D’autres professionnels militent pour que la sécurité informatique soit rattachée à la direction de la gestion des risques. « C’est une tendance qui va prendre du temps à se mettre en œuvre parce que les avis sont mitigés, précise Patrick de la Guéronnière, président de l’Agora des directeurs de sécurité. Nous avons pu observer que les DSI sont demandeurs mais les responsables de la sûreté sont moins convaincus parce que les RSSI sont des techniciens et parlent un langage pointu : il n’est pas toujours facile de recruter et de manager quelqu’un qu’on ne comprend pas toujours. » L’objectif est le même : faire en sorte que celui qui fait les systèmes d’information et celui qui les sécurise ne soient pas dans le même département, pour qu’un contrôle maximum soit assuré. « Mais mieux vaut un RSSI mal placé que pas de RSSI du tout », conclut Lionel Mourer. 

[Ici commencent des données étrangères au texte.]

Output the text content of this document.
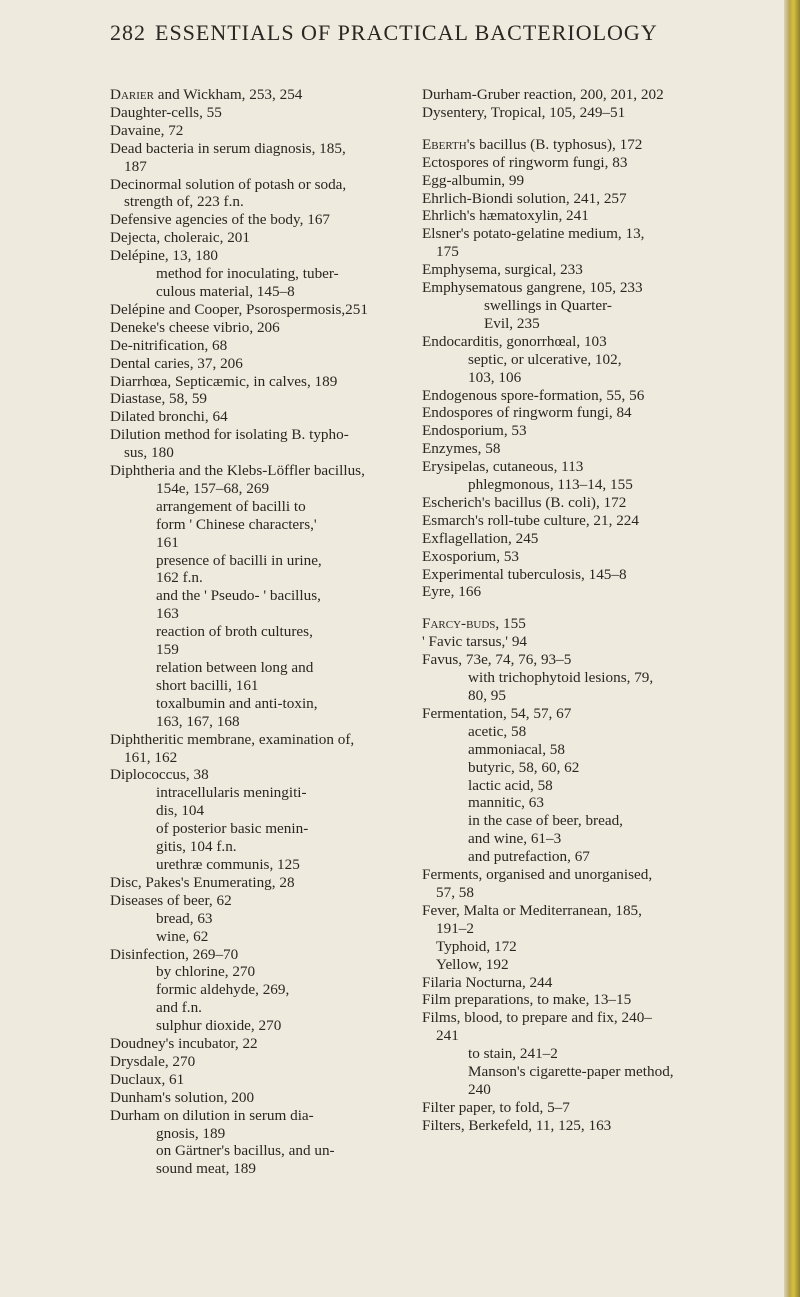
282 ESSENTIALS OF PRACTICAL BACTERIOLOGY
Darier and Wickham, 253, 254
Daughter-cells, 55
Davaine, 72
Dead bacteria in serum diagnosis, 185,
187
Decinormal solution of potash or soda,
strength of, 223 f.n.
Defensive agencies of the body, 167
Dejecta, choleraic, 201
Delépine, 13, 180
method for inoculating, tuber-
culous material, 145–8
Delépine and Cooper, Psorospermosis,251
Deneke's cheese vibrio, 206
De-nitrification, 68
Dental caries, 37, 206
Diarrhœa, Septicæmic, in calves, 189
Diastase, 58, 59
Dilated bronchi, 64
Dilution method for isolating B. typho-
sus, 180
Diphtheria and the Klebs-Löffler bacillus,
154e, 157–68, 269
arrangement of bacilli to
form ' Chinese characters,'
161
presence of bacilli in urine,
162 f.n.
and the ' Pseudo- ' bacillus,
163
reaction of broth cultures,
159
relation between long and
short bacilli, 161
toxalbumin and anti-toxin,
163, 167, 168
Diphtheritic membrane, examination of,
161, 162
Diplococcus, 38
intracellularis meningiti-
dis, 104
of posterior basic menin-
gitis, 104 f.n.
urethræ communis, 125
Disc, Pakes's Enumerating, 28
Diseases of beer, 62
bread, 63
wine, 62
Disinfection, 269–70
by chlorine, 270
formic aldehyde, 269,
and f.n.
sulphur dioxide, 270
Doudney's incubator, 22
Drysdale, 270
Duclaux, 61
Dunham's solution, 200
Durham on dilution in serum dia-
gnosis, 189
on Gärtner's bacillus, and un-
sound meat, 189
Durham-Gruber reaction, 200, 201, 202
Dysentery, Tropical, 105, 249–51
Eberth's bacillus (B. typhosus), 172
Ectospores of ringworm fungi, 83
Egg-albumin, 99
Ehrlich-Biondi solution, 241, 257
Ehrlich's hæmatoxylin, 241
Elsner's potato-gelatine medium, 13,
175
Emphysema, surgical, 233
Emphysematous gangrene, 105, 233
swellings in Quarter-
Evil, 235
Endocarditis, gonorrhœal, 103
septic, or ulcerative, 102,
103, 106
Endogenous spore-formation, 55, 56
Endospores of ringworm fungi, 84
Endosporium, 53
Enzymes, 58
Erysipelas, cutaneous, 113
phlegmonous, 113–14, 155
Escherich's bacillus (B. coli), 172
Esmarch's roll-tube culture, 21, 224
Exflagellation, 245
Exosporium, 53
Experimental tuberculosis, 145–8
Eyre, 166
Farcy-buds, 155
' Favic tarsus,' 94
Favus, 73e, 74, 76, 93–5
with trichophytoid lesions, 79,
80, 95
Fermentation, 54, 57, 67
acetic, 58
ammoniacal, 58
butyric, 58, 60, 62
lactic acid, 58
mannitic, 63
in the case of beer, bread,
and wine, 61–3
and putrefaction, 67
Ferments, organised and unorganised,
57, 58
Fever, Malta or Mediterranean, 185,
191–2
Typhoid, 172
Yellow, 192
Filaria Nocturna, 244
Film preparations, to make, 13–15
Films, blood, to prepare and fix, 240–
241
to stain, 241–2
Manson's cigarette-paper method,
240
Filter paper, to fold, 5–7
Filters, Berkefeld, 11, 125, 163
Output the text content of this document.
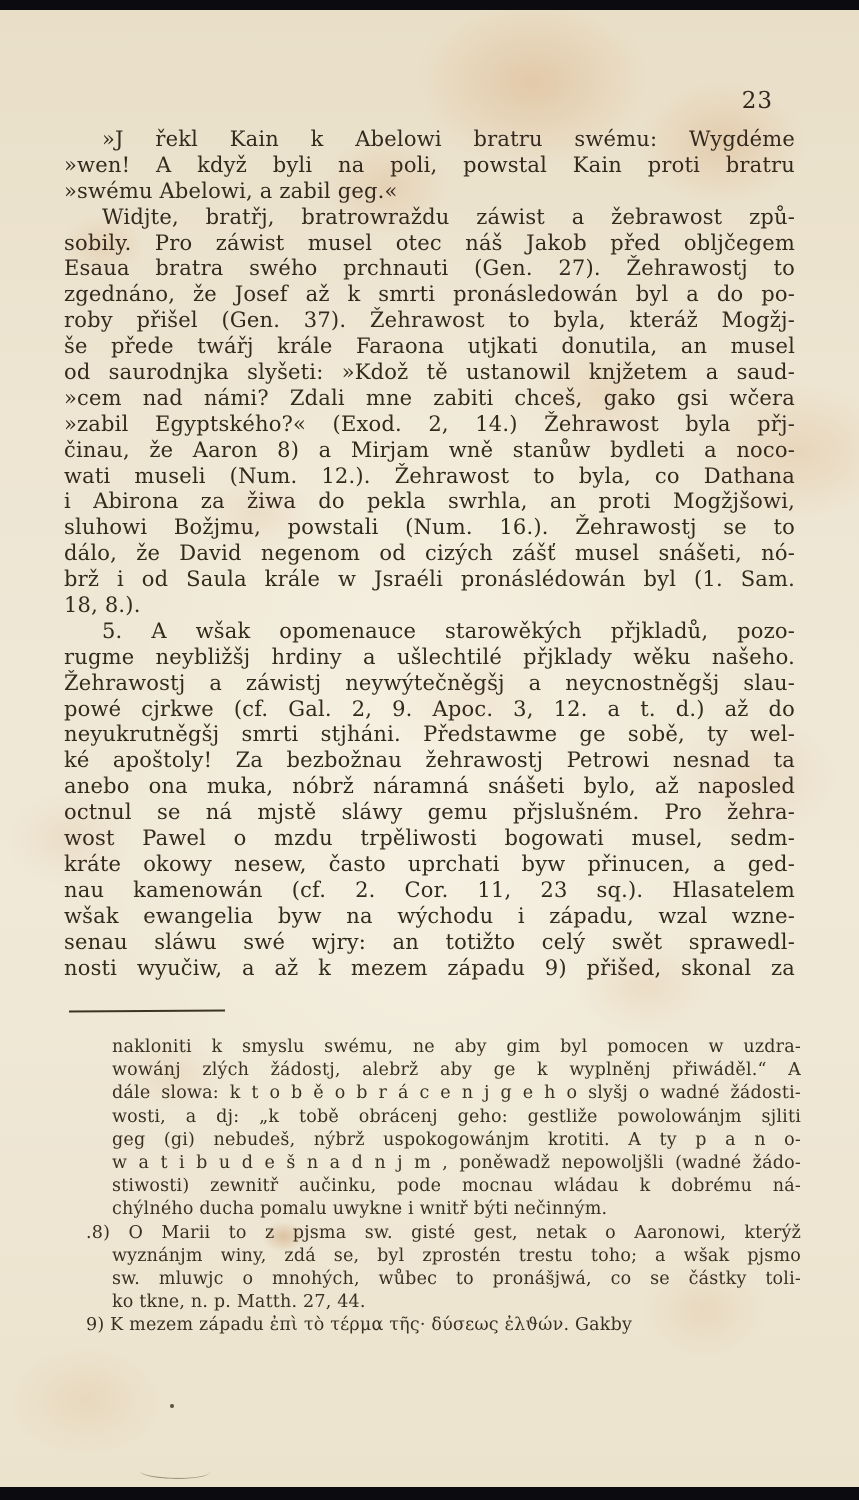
23
»J řekl Kain k Abelowi bratru swému: Wygdéme
»wen! A když byli na poli, powstal Kain proti bratru
»swému Abelowi, a zabil geg.«
Widjte, bratřj, bratrowraždu záwist a žebrawost způ-
sobily. Pro záwist musel otec náš Jakob před obljčegem
Esaua bratra swého prchnauti (Gen. 27). Žehrawostj to
zgednáno, že Josef až k smrti pronásledowán byl a do po-
roby přišel (Gen. 37). Žehrawost to byla, kteráž Mogžj-
še přede twářj krále Faraona utjkati donutila, an musel
od saurodnjka slyšeti: »Kdož tě ustanowil knjžetem a saud-
»cem nad námi? Zdali mne zabiti chceš, gako gsi wčera
»zabil Egyptského?« (Exod. 2, 14.) Žehrawost byla přj-
činau, že Aaron 8) a Mirjam wně stanůw bydleti a noco-
wati museli (Num. 12.). Žehrawost to byla, co Dathana
i Abirona za žiwa do pekla swrhla, an proti Mogžjšowi,
sluhowi Božjmu, powstali (Num. 16.). Žehrawostj se to
dálo, že David negenom od cizých zášť musel snášeti, nó-
brž i od Saula krále w Jsraéli pronáslédowán byl (1. Sam.
18, 8.).
5. A wšak opomenauce starowěkých přjkladů, pozo-
rugme neybližšj hrdiny a ušlechtilé přjklady wěku našeho.
Žehrawostj a záwistj neywýtečněgšj a neycnostněgšj slau-
powé cjrkwe (cf. Gal. 2, 9. Apoc. 3, 12. a t. d.) až do
neyukrutněgšj smrti stjháni. Předstawme ge sobě, ty wel-
ké apoštoly! Za bezbožnau žehrawostj Petrowi nesnad ta
anebo ona muka, nóbrž náramná snášeti bylo, až naposled
octnul se ná mjstě sláwy gemu přjslušném. Pro žehra-
wost Pawel o mzdu trpěliwosti bogowati musel, sedm-
kráte okowy nesew, často uprchati byw přinucen, a ged-
nau kamenowán (cf. 2. Cor. 11, 23 sq.). Hlasatelem
wšak ewangelia byw na wýchodu i západu, wzal wzne-
senau sláwu swé wjry: an totižto celý swět sprawedl-
nosti wyučiw, a až k mezem západu 9) přišed, skonal za
nakloniti k smyslu swému, ne aby gim byl pomocen w uzdra-
wowánj zlých žádostj, alebrž aby ge k wyplněnj přiwáděl.“ A
dále slowa: k t o b ě o b r á c e n j g e h o slyšj o wadné žádosti-
wosti, a dj: „k tobě obrácenj geho: gestliže powolowánjm sjliti
geg (gi) nebudeš, nýbrž uspokogowánjm krotiti. A ty p a n o-
w a t i b u d e š n a d n j m , poněwadž nepowoljšli (wadné žádo-
stiwosti) zewnitř aučinku, pode mocnau wládau k dobrému ná-
chýlného ducha pomalu uwykne i wnitř býti nečinným.
.8) O Marii to z pjsma sw. gisté gest, netak o Aaronowi, kterýž
wyznánjm winy, zdá se, byl zprostén trestu toho; a wšak pjsmo
sw. mluwjc o mnohých, wůbec to pronášjwá, co se částky toli-
ko tkne, n. p. Matth. 27, 44.
9) K mezem západu ἐπὶ τὸ τέρμα τῆς· δύσεως ἐλϑών. Gakby
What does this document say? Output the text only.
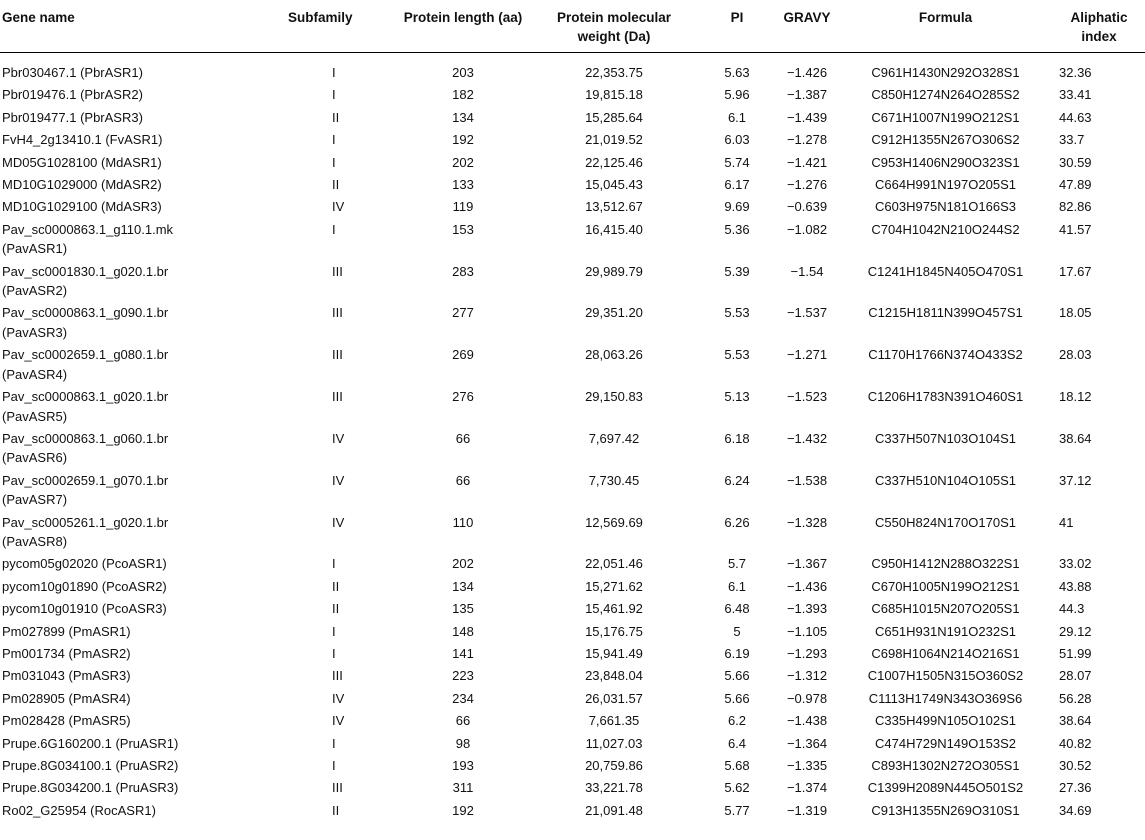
Gene name	Subfamily	Protein length (aa)	Protein molecular weight (Da)	PI	GRAVY	Formula	Aliphatic index

Pbr030467.1 (PbrASR1)	I	203	22,353.75	5.63	−1.426	C961H1430N292O328S1	32.36

Pbr019476.1 (PbrASR2)	I	182	19,815.18	5.96	−1.387	C850H1274N264O285S2	33.41

Pbr019477.1 (PbrASR3)	II	134	15,285.64	6.1	−1.439	C671H1007N199O212S1	44.63

FvH4_2g13410.1 (FvASR1)	I	192	21,019.52	6.03	−1.278	C912H1355N267O306S2	33.7

MD05G1028100 (MdASR1)	I	202	22,125.46	5.74	−1.421	C953H1406N290O323S1	30.59

MD10G1029000 (MdASR2)	II	133	15,045.43	6.17	−1.276	C664H991N197O205S1	47.89

MD10G1029100 (MdASR3)	IV	119	13,512.67	9.69	−0.639	C603H975N181O166S3	82.86

Pav_sc0000863.1_g110.1.mk
(PavASR1)	I	153	16,415.40	5.36	−1.082	C704H1042N210O244S2	41.57

Pav_sc0001830.1_g020.1.br
(PavASR2)	III	283	29,989.79	5.39	−1.54	C1241H1845N405O470S1	17.67

Pav_sc0000863.1_g090.1.br
(PavASR3)	III	277	29,351.20	5.53	−1.537	C1215H1811N399O457S1	18.05

Pav_sc0002659.1_g080.1.br
(PavASR4)	III	269	28,063.26	5.53	−1.271	C1170H1766N374O433S2	28.03

Pav_sc0000863.1_g020.1.br
(PavASR5)	III	276	29,150.83	5.13	−1.523	C1206H1783N391O460S1	18.12

Pav_sc0000863.1_g060.1.br
(PavASR6)	IV	66	7,697.42	6.18	−1.432	C337H507N103O104S1	38.64

Pav_sc0002659.1_g070.1.br
(PavASR7)	IV	66	7,730.45	6.24	−1.538	C337H510N104O105S1	37.12

Pav_sc0005261.1_g020.1.br
(PavASR8)	IV	110	12,569.69	6.26	−1.328	C550H824N170O170S1	41

pycom05g02020 (PcoASR1)	I	202	22,051.46	5.7	−1.367	C950H1412N288O322S1	33.02

pycom10g01890 (PcoASR2)	II	134	15,271.62	6.1	−1.436	C670H1005N199O212S1	43.88

pycom10g01910 (PcoASR3)	II	135	15,461.92	6.48	−1.393	C685H1015N207O205S1	44.3

Pm027899 (PmASR1)	I	148	15,176.75	5	−1.105	C651H931N191O232S1	29.12

Pm001734 (PmASR2)	I	141	15,941.49	6.19	−1.293	C698H1064N214O216S1	51.99

Pm031043 (PmASR3)	III	223	23,848.04	5.66	−1.312	C1007H1505N315O360S2	28.07

Pm028905 (PmASR4)	IV	234	26,031.57	5.66	−0.978	C1113H1749N343O369S6	56.28

Pm028428 (PmASR5)	IV	66	7,661.35	6.2	−1.438	C335H499N105O102S1	38.64

Prupe.6G160200.1 (PruASR1)	I	98	11,027.03	6.4	−1.364	C474H729N149O153S2	40.82

Prupe.8G034100.1 (PruASR2)	I	193	20,759.86	5.68	−1.335	C893H1302N272O305S1	30.52

Prupe.8G034200.1 (PruASR3)	III	311	33,221.78	5.62	−1.374	C1399H2089N445O501S2	27.36

Ro02_G25954 (RocASR1)	II	192	21,091.48	5.77	−1.319	C913H1355N269O310S1	34.69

Cette évolution du tout IP milite aussi pour voir le RSSI rattaché aux risques : il aura ainsi une vision à 360° sur l’ensemble des systèmes physiques et logiques qu’ils soient gérés par le DSI ou les services de sûreté. Il pourra ainsi donner un avis indépendant sur la sécurité de ces dispositifs. Depuis ce département, le RSSI pourrait superviser la sécurisation de tous les systèmes en place. 

Caroline Albenois 

Quelle place pour le DPO ?
 

Le nouveau règlement européen sur la protection des données personnelles entrera en application fin mai 2018. Il instaure notamment le nouveau rôle de Délégué à la Protection des Données (DPD en français, DPO pour Data Protection Officer en anglais). Les nouvelles exigences présentées amèneront probablement le RSSI à jouer un rôle important au côté des futurs DPO. « Aujourd’hui, le CIL, correspondant informatique et libertés, est le garant de la protection des données personnelles, tout comme le DPO demain, explique Lionel Mourer du Clusif. Le RSSI, lui, a vocation à protéger les données de l’entreprise. Ces visions induisent un recouvrement. De fait, un dialogue va forcément s’ouvrir entre le CIL, le DPO et le RSSI. » Là aussi se pose le problème de son rattachement hiérarchique, qui doit se faire « au niveau le plus élevé » précise le règlement.